Whoa, Nelly. This is really not a book for people not willing to be challenged to think. Not that the book is an indecipherable read, like, say, Ulysses. No, the short stories in this collection are mostly accessible (there's one written in a more experimental form that was a bit hard to follow), plainly told stories, but the conflicts and issues of ethics they raise will make you ponder.

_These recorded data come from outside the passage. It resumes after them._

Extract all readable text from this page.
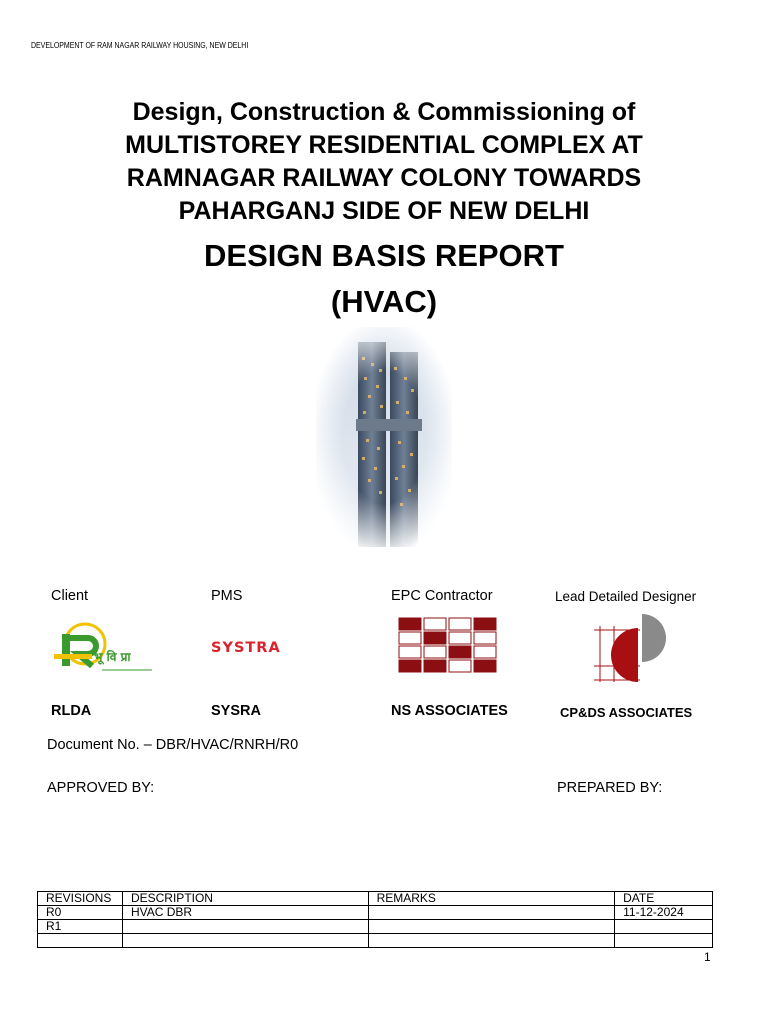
DEVELOPMENT OF RAM NAGAR RAILWAY HOUSING, NEW DELHI
Design, Construction & Commissioning of
MULTISTOREY RESIDENTIAL COMPLEX AT
RAMNAGAR RAILWAY COLONY TOWARDS
PAHARGANJ SIDE OF NEW DELHI
DESIGN BASIS REPORT
(HVAC)
Client	PMS	EPC Contractor	Lead Detailed Designer
भू वि प्रा
SYSTRA
RLDA	SYSRA	NS ASSOCIATES	CP&DS ASSOCIATES
Document No. – DBR/HVAC/RNRH/R0
APPROVED BY:	PREPARED BY:
REVISIONS	DESCRIPTION	REMARKS	DATE
R0	HVAC DBR		11-12-2024
R1			

1
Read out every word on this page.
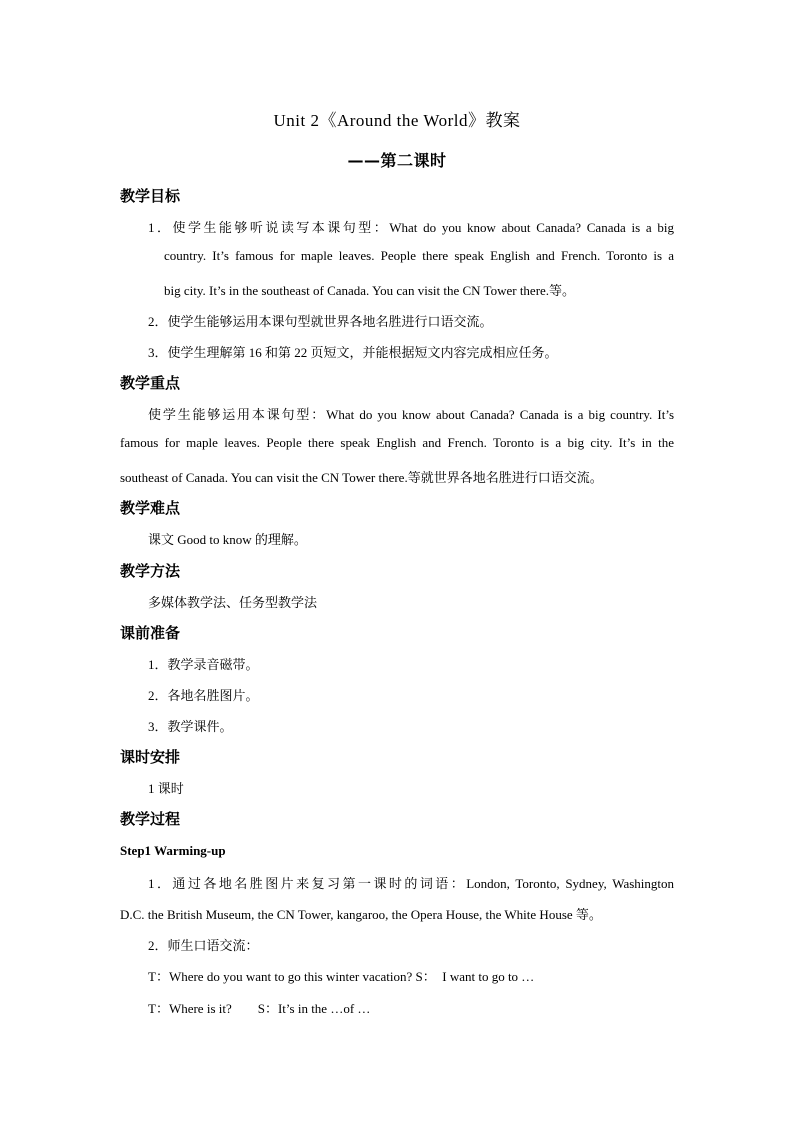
Unit 2《Around the World》教案
——第二课时
教学目标
1．使学生能够听说读写本课句型：What do you know about Canada? Canada is a big
country. It’s famous for maple leaves. People there speak English and French. Toronto is a
big city. It’s in the southeast of Canada. You can visit the CN Tower there.等。
2．使学生能够运用本课句型就世界各地名胜进行口语交流。
3．使学生理解第 16 和第 22 页短文，并能根据短文内容完成相应任务。
教学重点
使学生能够运用本课句型：What do you know about Canada? Canada is a big country. It’s
famous for maple leaves. People there speak English and French. Toronto is a big city. It’s in the
southeast of Canada. You can visit the CN Tower there.等就世界各地名胜进行口语交流。
教学难点
课文 Good to know 的理解。
教学方法
多媒体教学法、任务型教学法
课前准备
1．教学录音磁带。
2．各地名胜图片。
3．教学课件。
课时安排
1 课时
教学过程
Step1 Warming-up
1．通过各地名胜图片来复习第一课时的词语：London, Toronto, Sydney, Washington
D.C. the British Museum, the CN Tower, kangaroo, the Opera House, the White House 等。
2．师生口语交流：
T：Where do you want to go this winter vacation? S：  I want to go to …
T：Where is it?        S：It’s in the …of …
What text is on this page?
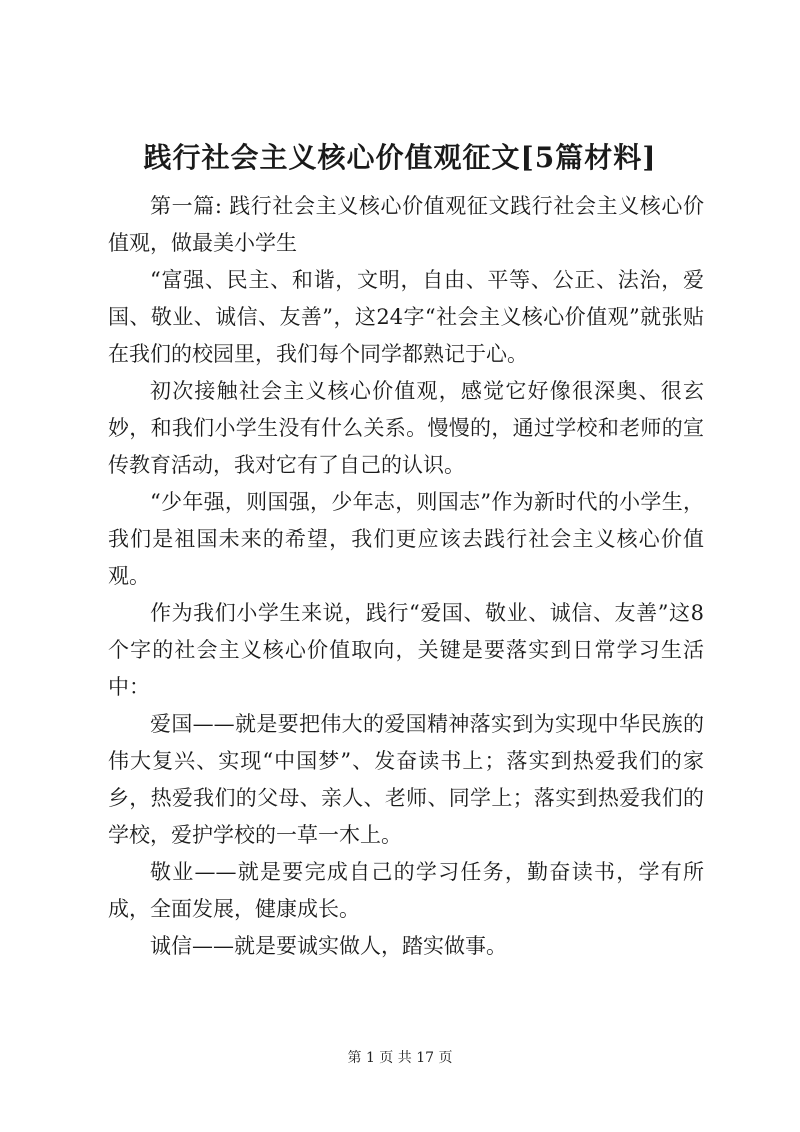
践行社会主义核心价值观征文[5篇材料]

第一篇: 践行社会主义核心价值观征文践行社会主义核心价值观，做最美小学生

“富强、民主、和谐，文明，自由、平等、公正、法治，爱国、敬业、诚信、友善”，这24字“社会主义核心价值观”就张贴在我们的校园里，我们每个同学都熟记于心。

初次接触社会主义核心价值观，感觉它好像很深奥、很玄妙，和我们小学生没有什么关系。慢慢的，通过学校和老师的宣传教育活动，我对它有了自己的认识。

“少年强，则国强，少年志，则国志”作为新时代的小学生，我们是祖国未来的希望，我们更应该去践行社会主义核心价值观。

作为我们小学生来说，践行“爱国、敬业、诚信、友善”这8个字的社会主义核心价值取向，关键是要落实到日常学习生活中：

爱国——就是要把伟大的爱国精神落实到为实现中华民族的伟大复兴、实现“中国梦”、发奋读书上；落实到热爱我们的家乡，热爱我们的父母、亲人、老师、同学上；落实到热爱我们的学校，爱护学校的一草一木上。

敬业——就是要完成自己的学习任务，勤奋读书，学有所成，全面发展，健康成长。

诚信——就是要诚实做人，踏实做事。

第 1 页 共 17 页
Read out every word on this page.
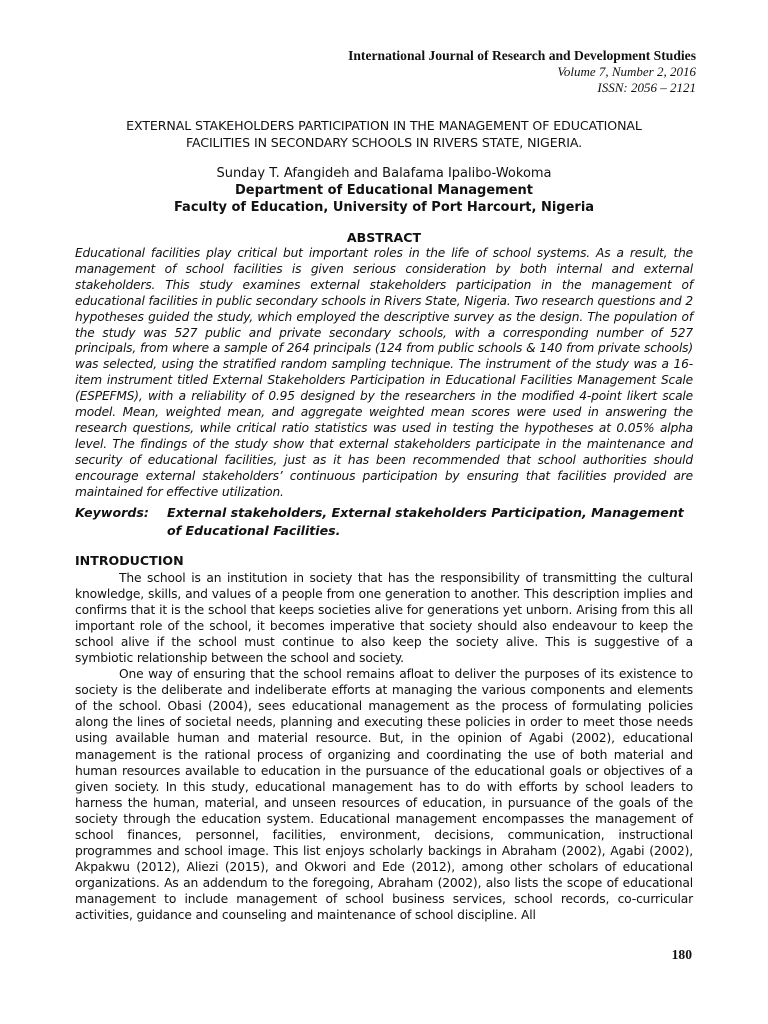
International Journal of Research and Development Studies
Volume 7, Number 2, 2016
ISSN: 2056 – 2121
EXTERNAL STAKEHOLDERS PARTICIPATION IN THE MANAGEMENT OF EDUCATIONAL
FACILITIES IN SECONDARY SCHOOLS IN RIVERS STATE, NIGERIA.
Sunday T. Afangideh and Balafama Ipalibo-Wokoma
Department of Educational Management
Faculty of Education, University of Port Harcourt, Nigeria
ABSTRACT
Educational facilities play critical but important roles in the life of school systems. As a result, the management of school facilities is given serious consideration by both internal and external stakeholders. This study examines external stakeholders participation in the management of educational facilities in public secondary schools in Rivers State, Nigeria. Two research questions and 2 hypotheses guided the study, which employed the descriptive survey as the design. The population of the study was 527 public and private secondary schools, with a corresponding number of 527 principals, from where a sample of 264 principals (124 from public schools & 140 from private schools) was selected, using the stratified random sampling technique. The instrument of the study was a 16-item instrument titled External Stakeholders Participation in Educational Facilities Management Scale (ESPEFMS), with a reliability of 0.95 designed by the researchers in the modified 4-point likert scale model. Mean, weighted mean, and aggregate weighted mean scores were used in answering the research questions, while critical ratio statistics was used in testing the hypotheses at 0.05% alpha level. The findings of the study show that external stakeholders participate in the maintenance and security of educational facilities, just as it has been recommended that school authorities should encourage external stakeholders’ continuous participation by ensuring that facilities provided are maintained for effective utilization.
Keywords:	External stakeholders, External stakeholders Participation, Management of Educational Facilities.
INTRODUCTION

The school is an institution in society that has the responsibility of transmitting the cultural knowledge, skills, and values of a people from one generation to another. This description implies and confirms that it is the school that keeps societies alive for generations yet unborn. Arising from this all important role of the school, it becomes imperative that society should also endeavour to keep the school alive if the school must continue to also keep the society alive. This is suggestive of a symbiotic relationship between the school and society.

One way of ensuring that the school remains afloat to deliver the purposes of its existence to society is the deliberate and indeliberate efforts at managing the various components and elements of the school. Obasi (2004), sees educational management as the process of formulating policies along the lines of societal needs, planning and executing these policies in order to meet those needs using available human and material resource. But, in the opinion of Agabi (2002), educational management is the rational process of organizing and coordinating the use of both material and human resources available to education in the pursuance of the educational goals or objectives of a given society. In this study, educational management has to do with efforts by school leaders to harness the human, material, and unseen resources of education, in pursuance of the goals of the society through the education system. Educational management encompasses the management of school finances, personnel, facilities, environment, decisions, communication, instructional programmes and school image. This list enjoys scholarly backings in Abraham (2002), Agabi (2002), Akpakwu (2012), Aliezi (2015), and Okwori and Ede (2012), among other scholars of educational organizations. As an addendum to the foregoing, Abraham (2002), also lists the scope of educational management to include management of school business services, school records, co-curricular activities, guidance and counseling and maintenance of school discipline. All

180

I haven't read Englander before, so I'm not sure how this compares to his other books. This is very much a collection of pieces about various aspects of Judaism. It can be a microcosm, such as in the title story where two married couples, one much more devout and observant than the other, compare and contrast their lives with intense results. Or it might be a story that's more like a fable, with two women on a lonely mountainside overlooking Palestine, and how over the decades the women and their community evolves and changes and copes with the war that irrevocably shaped their world. It could be a macabre tale, the kind where you start out laughing uneasily and then wonder if laughing was appropriate, that takes place at Camp Sundown, a summer camp for elderly Jews. It's even the surprisingly gentle story of Author, a formerly revered novelist who has poured 12 years into his latest book, only to find the world of literature has passed him by and forgotten him.
It's a slim volume, not a story out of place. Highly recommended. But be prepared to be uncomfortable.